Spa’s piece de resistance is arguably its recipe for cockroach gratin. It’s not prepared utilizing any old cockroach, but with the world’s largest — a Madagascar hissing cockroach. It’s typically garnished with Parmesan cheese, mayonnaise, lemon juice and parsley, and washed down with chilled scorpion vodka.
The article points out that raising insects for food is easier on the environment as well. A steer needs to consume 10 kilograms of feed to gain 1 kilogram of body weight. For crickets, the same degree of gain can be achieved with only one-fifth of the amount. And insects are not only high in protein, but are claimed to have potential as a superfood with benefits in terms of weight reduction and anti-aging properties.
A new crime wave in Osaka? Shukan Jitsuwa (May 28) reports on a rash of break-in thefts at night spots in Soemon-cho, adjacent to Osaka’s lively Minami entertainment district.
“While one bar was closed, someone lifted the shutter and got inside. Several bottles of Dom Perignon champagne, Macallan scotch and other premium brands were stolen,” a local source reports. “Another place, a ‘girls’ bar,’ was also hit.
“Because of the voluntary restrictions, thieves have diverted their attention from cash to items like high-priced alcoholic beverages that can be easily fenced. Even some pawn shops are said to be buying them.”

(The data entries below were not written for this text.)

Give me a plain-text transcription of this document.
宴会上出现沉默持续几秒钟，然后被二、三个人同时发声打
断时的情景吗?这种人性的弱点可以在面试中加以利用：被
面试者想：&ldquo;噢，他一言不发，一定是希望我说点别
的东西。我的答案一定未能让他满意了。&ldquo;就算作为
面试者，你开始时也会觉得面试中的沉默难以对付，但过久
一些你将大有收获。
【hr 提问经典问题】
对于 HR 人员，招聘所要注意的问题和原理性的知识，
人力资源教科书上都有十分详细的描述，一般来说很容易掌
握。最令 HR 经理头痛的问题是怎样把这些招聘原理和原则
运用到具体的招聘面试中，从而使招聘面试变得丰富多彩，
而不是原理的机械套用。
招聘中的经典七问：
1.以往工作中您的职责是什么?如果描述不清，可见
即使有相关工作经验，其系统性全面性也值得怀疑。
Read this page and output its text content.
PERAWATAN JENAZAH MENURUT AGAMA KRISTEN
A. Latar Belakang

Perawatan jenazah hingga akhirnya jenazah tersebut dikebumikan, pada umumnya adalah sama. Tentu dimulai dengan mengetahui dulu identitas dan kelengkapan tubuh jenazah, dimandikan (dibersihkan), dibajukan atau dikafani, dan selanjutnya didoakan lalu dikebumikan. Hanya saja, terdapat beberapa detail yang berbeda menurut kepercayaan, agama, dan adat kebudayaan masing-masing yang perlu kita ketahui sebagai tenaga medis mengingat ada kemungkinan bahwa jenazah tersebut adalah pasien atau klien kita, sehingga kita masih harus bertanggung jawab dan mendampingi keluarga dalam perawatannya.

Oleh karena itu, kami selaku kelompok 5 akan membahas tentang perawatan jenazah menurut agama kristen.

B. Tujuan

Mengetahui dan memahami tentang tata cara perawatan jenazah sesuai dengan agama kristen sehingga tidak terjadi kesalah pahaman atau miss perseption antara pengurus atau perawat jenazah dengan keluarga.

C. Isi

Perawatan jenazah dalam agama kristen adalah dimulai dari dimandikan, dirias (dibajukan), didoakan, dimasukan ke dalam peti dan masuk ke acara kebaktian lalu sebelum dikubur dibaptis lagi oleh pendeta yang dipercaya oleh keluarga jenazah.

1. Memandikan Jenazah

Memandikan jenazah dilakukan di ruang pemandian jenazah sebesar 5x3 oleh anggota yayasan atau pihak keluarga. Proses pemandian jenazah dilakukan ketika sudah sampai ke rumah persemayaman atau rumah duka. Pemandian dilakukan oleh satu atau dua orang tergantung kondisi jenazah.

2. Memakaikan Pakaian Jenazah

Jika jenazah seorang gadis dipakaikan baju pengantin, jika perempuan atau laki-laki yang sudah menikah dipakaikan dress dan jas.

The operator of a guide service that introduces local night spots thinks most of the clubs being targeted are rip-off joints that operate on the fringes of legality.
“That’s why they don’t report the break-ins to police,” he explains.
Among the usual suspects are professional thieves or han-gure (loosely organized gang members) who are hard-up for money. Whoever the thieves are, they know the turf and appear adept at slipping through blind spots not covered by security cameras.
Before the crackdown on organized crime, things would have been different, says a longtime denizen of the district.
“In the old days,” people would say, “if this sort of thing had happened, the yakuza would be patrolling the area.”
The yakuza, after all, were once regarded by some as Japan’s first line of law enforcement.
Aside from first responders and medical workers on the front lines of the COVID-19 pandemic, other unsung workers surely deserve recognition. One sector, writes Aiki Hashimoto in Weekly Playboy (May 25), must surely be the delivery truck drivers who have provided a lifeline to the shut-in populace.
“Compared with the same month of a year ago, my work volume has definitely increased, and I’ve had to put in longer hours,” a driver who moves foodstuffs tells the magazine.
“During the toilet paper shortage my workload doubled,” another says.
During the pandemic, however, even public toilets have become elusive, since many convenience stores have locked out users to avert possible spread of the virus. Likewise for shower rooms at highway service areas.
“I’m on the road from Monday through Saturday, sleeping in the truck,” a driver based in eastern Japan says. “If the showers are closed, I have no way to get clean.”
To keep his body odor at manageable levels, the driver confesses that he sprays himself with toilet air freshener.
Yet, despite their efforts, drivers have to deal with chronic ingrates, clients and customers who snap at them with remarks such as, “You’re late.” Or even, “Driving a truck is the only job I would never take.”
They and their families have also reportedly been subjected to discriminatory treatment. In early April, a school principal in Niihama, Ehime Prefecture, refused to admit three children of a long-distance driver on the grounds that his work takes him to major cities where there’s a greater chance he’ll make contact with infected people.
What should consumers do, then, to show appreciation for drivers’ toil, tears and sweat?
“If people just take a moment and acknowledge the hard work and effort we’re devoting to our jobs, that’ll be praise enough,” one driver says modestly.